UN Secretary-General Ban Ki Moon noted recently that the world had consumed more than it had produced in the past three years, but this need not provoke alarm. It didn't produce as much because stockpiles were high, prices were low, and farmers had little incentive to plant. With that situation reversed, supply will increase.

The FAO is already predicting a 2.3 percent rise in rice output this year. Abbassian says production for most cereals will be much higher in 2008 than in 2007. The World Bank says high prices will persist through 2009, before declining slightly "as supply and demand respond to high prices."

Other are skeptical, however, that this crisis will be buried under copious volumes of bumper grain harvests.

Brown says the first step is "to reduce the amount of US grain going into ethanol. In an effort to reduce our oil insecurity we have increased global food insecurity big time," he laments. He adds that both population growth and climate change will have to be stabilized to mitigate the affect of future food price shocks.
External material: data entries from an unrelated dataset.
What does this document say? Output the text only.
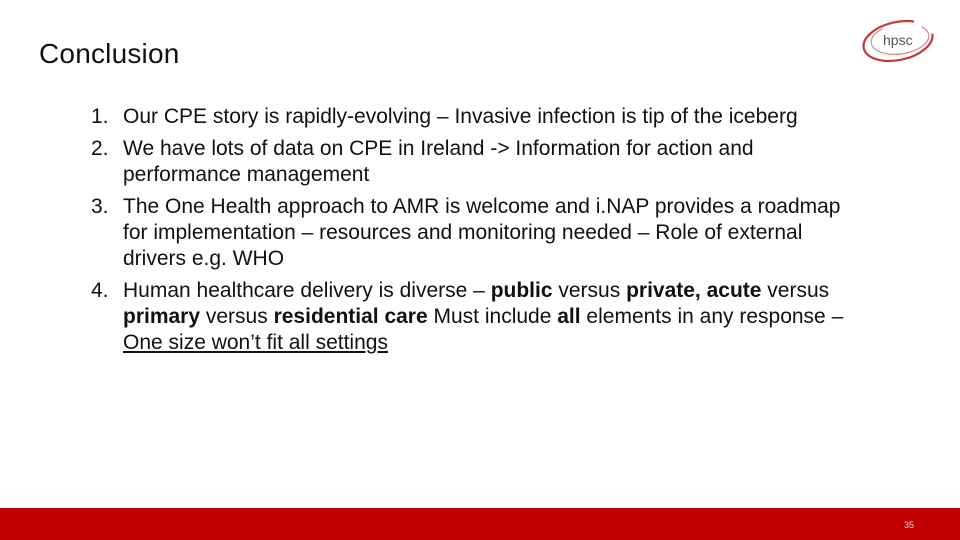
Conclusion	hpsc
1. Our CPE story is rapidly-evolving – Invasive infection is tip of the iceberg
2. We have lots of data on CPE in Ireland -> Information for action and performance management
3. The One Health approach to AMR is welcome and i.NAP provides a roadmap for implementation – resources and monitoring needed – Role of external drivers e.g. WHO
4. Human healthcare delivery is diverse – public versus private, acute versus primary versus residential care Must include all elements in any response – One size won’t fit all settings
35
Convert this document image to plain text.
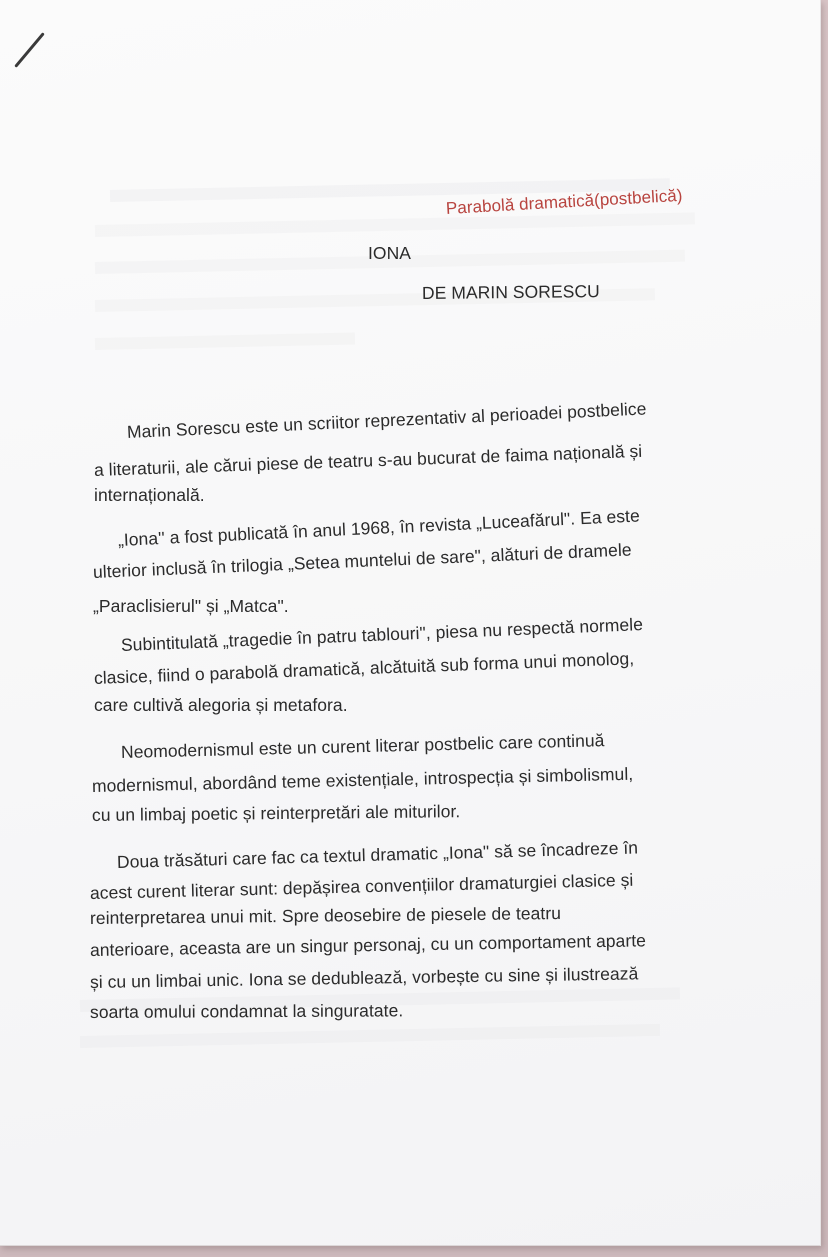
Parabolă dramatică(postbelică)
IONA
DE MARIN SORESCU
Marin Sorescu este un scriitor reprezentativ al perioadei postbelice
a literaturii, ale cărui piese de teatru s-au bucurat de faima națională și
internațională.
„Iona'' a fost publicată în anul 1968, în revista „Luceafărul". Ea este
ulterior inclusă în trilogia „Setea muntelui de sare", alături de dramele
„Paraclisierul" și „Matca".
Subintitulată „tragedie în patru tablouri", piesa nu respectă normele
clasice, fiind o parabolă dramatică, alcătuită sub forma unui monolog,
care cultivă alegoria și metafora.
Neomodernismul este un curent literar postbelic care continuă
modernismul, abordând teme existențiale, introspecția și simbolismul,
cu un limbaj poetic și reinterpretări ale miturilor.
Doua trăsături care fac ca textul dramatic „Iona" să se încadreze în
acest curent literar sunt: depășirea convențiilor dramaturgiei clasice și
reinterpretarea unui mit. Spre deosebire de piesele de teatru
anterioare, aceasta are un singur personaj, cu un comportament aparte
și cu un limbai unic. Iona se dedublează, vorbește cu sine și ilustrează
soarta omului condamnat la singuratate.
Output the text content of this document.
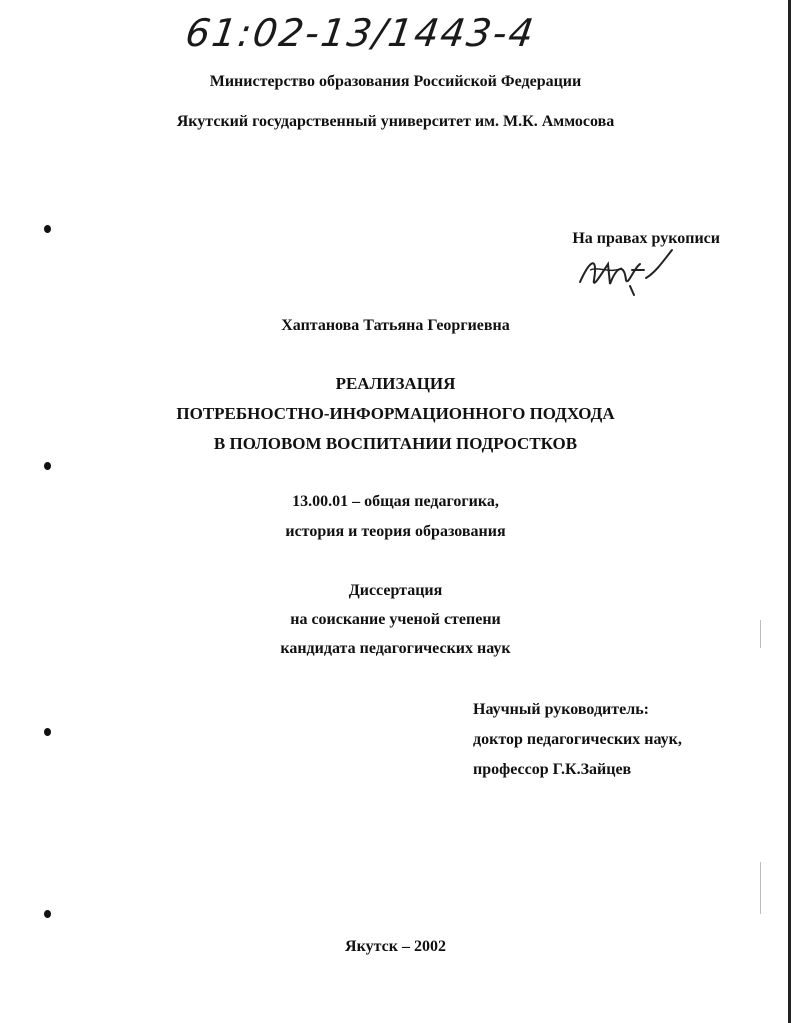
61:02-13/1443-4
Министерство образования Российской Федерации
Якутский государственный университет им. М.К. Аммосова
На правах рукописи
Хаптанова Татьяна Георгиевна
РЕАЛИЗАЦИЯ
ПОТРЕБНОСТНО-ИНФОРМАЦИОННОГО ПОДХОДА
В ПОЛОВОМ ВОСПИТАНИИ ПОДРОСТКОВ
13.00.01 – общая педагогика,
история и теория образования
Диссертация
на соискание ученой степени
кандидата педагогических наук
Научный руководитель:
доктор педагогических наук,
профессор Г.К.Зайцев
Якутск – 2002
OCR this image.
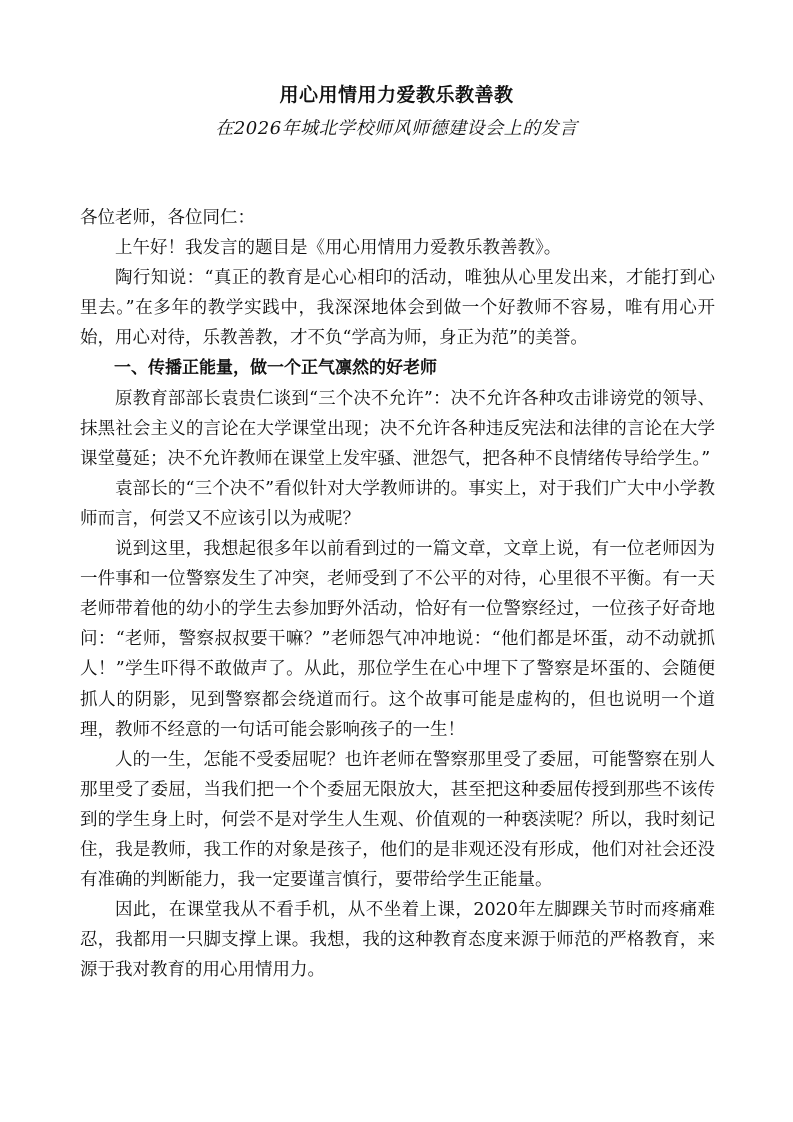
用心用情用力爱教乐教善教
在2026年城北学校师风师德建设会上的发言

各位老师，各位同仁：

上午好！我发言的题目是《用心用情用力爱教乐教善教》。

陶行知说：“真正的教育是心心相印的活动，唯独从心里发出来，才能打到心里去。”在多年的教学实践中，我深深地体会到做一个好教师不容易，唯有用心开始，用心对待，乐教善教，才不负“学高为师，身正为范”的美誉。

一、传播正能量，做一个正气凛然的好老师

原教育部部长袁贵仁谈到“三个决不允许”：决不允许各种攻击诽谤党的领导、抹黑社会主义的言论在大学课堂出现；决不允许各种违反宪法和法律的言论在大学课堂蔓延；决不允许教师在课堂上发牢骚、泄怨气，把各种不良情绪传导给学生。”

袁部长的“三个决不”看似针对大学教师讲的。事实上，对于我们广大中小学教师而言，何尝又不应该引以为戒呢？

说到这里，我想起很多年以前看到过的一篇文章，文章上说，有一位老师因为一件事和一位警察发生了冲突，老师受到了不公平的对待，心里很不平衡。有一天老师带着他的幼小的学生去参加野外活动，恰好有一位警察经过，一位孩子好奇地问：“老师，警察叔叔要干嘛？”老师怨气冲冲地说：“他们都是坏蛋，动不动就抓人！”学生吓得不敢做声了。从此，那位学生在心中埋下了警察是坏蛋的、会随便抓人的阴影，见到警察都会绕道而行。这个故事可能是虚构的，但也说明一个道理，教师不经意的一句话可能会影响孩子的一生！

人的一生，怎能不受委屈呢？也许老师在警察那里受了委屈，可能警察在别人那里受了委屈，当我们把一个个委屈无限放大，甚至把这种委屈传授到那些不该传到的学生身上时，何尝不是对学生人生观、价值观的一种亵渎呢？所以，我时刻记住，我是教师，我工作的对象是孩子，他们的是非观还没有形成，他们对社会还没有准确的判断能力，我一定要谨言慎行，要带给学生正能量。

因此，在课堂我从不看手机，从不坐着上课，2020年左脚踝关节时而疼痛难忍，我都用一只脚支撑上课。我想，我的这种教育态度来源于师范的严格教育，来源于我对教育的用心用情用力。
And then there is water. "We need to launch an international effort to raise water productivity in much the same way that in the 1950s we concentrated on raising land productivity," Brown says.

Professor Grant calls for greater public funding for research into food technology. "Advances made by multinational companies [alone] are not trusted," he says, and governments need to step in, particularly in the area of genetically modified foods, which could promise greater yields.

Ms. Barry says that global trade rules need reforming to help developing countries maintain a range of tools that will benefit domestic farmers. "Decades of trade liberalization have removed trade policy tools from the hands of developing country governments, which essentially means they are in a more vulnerable position," she says.

And Lang agrees with Brown that water is a crucial factor: scarce, critical to production, yet woefully underpriced. In fact, he ventures a counterintuitive thought: "Our food prices are too cheap," he says, the current situation notwithstanding. "They do not include the full cost of production."

The current model that emerged from the dark days of the 1930s and '40s, he says, has led in many parts of the world to overproduction and overconsumption. As a result, he says, we're dealing with obesity, health problems, water stresses, environmental degradation, and contamination.

It's time, he says for a new agricultural model, based on different standards of excellence: nutritional content, carbon footprint, water use, land use, biodiversity, animal welfare, social justice, and locally grown produce. "I can get green beans at Tesco [a British grocery chain] from Kenya, but each one has four litres of 'embedded water' from a water-stressed country," he says. "That is a disaster. I think that water should stay in Kenya."